As 2019 begins, it is also worth considering what changes can be expected in corporate governance over the ensuing decade. In his paper “Corporate Governance 2030: Thoughts on the Future of Corporate Governance”, Stilpon Nestor identified four key drivers that will shape corporate governance over the next ten years:

  • Diversity. Diversity in all respects will continue to increase and “portfolio directors”, whose value lies in their ability to challenge constructively, will be increasingly prominent on boards, particularly in private companies where this practice is currently only at a baseline level.
  • Disclosure. The future of public company disclosures might become more streamlined. Private companies, in order to attract a greater number and diverse block of investors, will embrace the public market disclosure requirements, and essentially become quasi-public.
  • Data.

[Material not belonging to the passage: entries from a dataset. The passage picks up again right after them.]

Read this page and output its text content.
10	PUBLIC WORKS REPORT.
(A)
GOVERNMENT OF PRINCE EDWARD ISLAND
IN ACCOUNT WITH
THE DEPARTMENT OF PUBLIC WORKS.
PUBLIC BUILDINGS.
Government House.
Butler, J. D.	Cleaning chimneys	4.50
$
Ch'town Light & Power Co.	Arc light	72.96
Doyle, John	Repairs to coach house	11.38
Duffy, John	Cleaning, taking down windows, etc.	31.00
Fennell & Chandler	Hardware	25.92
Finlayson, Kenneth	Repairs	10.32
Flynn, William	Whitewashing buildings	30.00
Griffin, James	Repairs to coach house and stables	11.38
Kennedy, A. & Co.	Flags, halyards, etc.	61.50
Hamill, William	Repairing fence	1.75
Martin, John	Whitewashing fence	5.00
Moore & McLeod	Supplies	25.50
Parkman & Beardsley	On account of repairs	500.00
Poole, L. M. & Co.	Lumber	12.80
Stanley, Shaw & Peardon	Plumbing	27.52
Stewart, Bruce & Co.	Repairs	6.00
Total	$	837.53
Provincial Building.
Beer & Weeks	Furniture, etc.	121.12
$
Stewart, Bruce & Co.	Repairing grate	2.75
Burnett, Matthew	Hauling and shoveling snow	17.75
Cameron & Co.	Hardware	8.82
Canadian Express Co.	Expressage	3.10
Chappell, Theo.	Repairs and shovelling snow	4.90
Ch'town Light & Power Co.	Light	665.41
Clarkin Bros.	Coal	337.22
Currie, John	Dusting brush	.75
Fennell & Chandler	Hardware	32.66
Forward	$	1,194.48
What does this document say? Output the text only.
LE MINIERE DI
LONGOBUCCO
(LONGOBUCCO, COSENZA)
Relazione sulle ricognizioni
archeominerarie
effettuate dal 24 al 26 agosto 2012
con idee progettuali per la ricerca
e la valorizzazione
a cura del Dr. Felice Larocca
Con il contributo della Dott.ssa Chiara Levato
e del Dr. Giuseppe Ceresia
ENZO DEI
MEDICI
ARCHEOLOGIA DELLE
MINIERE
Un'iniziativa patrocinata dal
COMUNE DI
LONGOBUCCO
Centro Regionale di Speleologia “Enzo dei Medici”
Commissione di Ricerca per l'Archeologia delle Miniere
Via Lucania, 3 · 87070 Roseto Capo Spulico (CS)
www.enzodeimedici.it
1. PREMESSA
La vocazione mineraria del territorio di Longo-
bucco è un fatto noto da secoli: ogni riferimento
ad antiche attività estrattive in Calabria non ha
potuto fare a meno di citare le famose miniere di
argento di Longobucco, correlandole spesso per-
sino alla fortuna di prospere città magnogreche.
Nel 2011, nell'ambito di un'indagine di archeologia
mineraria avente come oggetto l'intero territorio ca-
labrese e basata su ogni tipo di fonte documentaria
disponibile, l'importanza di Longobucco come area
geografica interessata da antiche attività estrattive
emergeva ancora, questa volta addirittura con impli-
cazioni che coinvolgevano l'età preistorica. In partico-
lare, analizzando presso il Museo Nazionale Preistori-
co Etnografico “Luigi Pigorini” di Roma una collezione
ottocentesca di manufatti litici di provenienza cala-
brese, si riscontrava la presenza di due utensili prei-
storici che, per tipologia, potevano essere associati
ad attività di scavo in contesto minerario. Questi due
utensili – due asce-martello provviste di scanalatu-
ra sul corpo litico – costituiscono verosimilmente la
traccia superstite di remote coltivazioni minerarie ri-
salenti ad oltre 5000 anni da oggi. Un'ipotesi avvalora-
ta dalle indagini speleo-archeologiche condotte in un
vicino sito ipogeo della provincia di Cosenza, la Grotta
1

The evolving ability of data providers to collect, organize and analyze high quality governance data will enable shareholders and potential investors to gauge a board’s efficacy through quantifiable metrics.
  • Development Financial Institutions (DFIs). The recent coordination of DFIs to develop and actively commit to better corporate governance has become a significant driver of change. Continuous improvements in this area will yield significant results in many individual investees, which in turn might serve to benefit all the companies in the investee’s immediate network.

There is no question that in the coming years there will be significant changes to the corporate governance landscape, both globally and in Canada. As we enter 2019 and look forward to the new decade on the horizon, it will be interesting to follow which predicted corporate governance trends actually emerge and which factors prove to be the greatest drivers of this change.

The author would like to thank Neil Rosen, articling student, for his assistance in writing this legal update.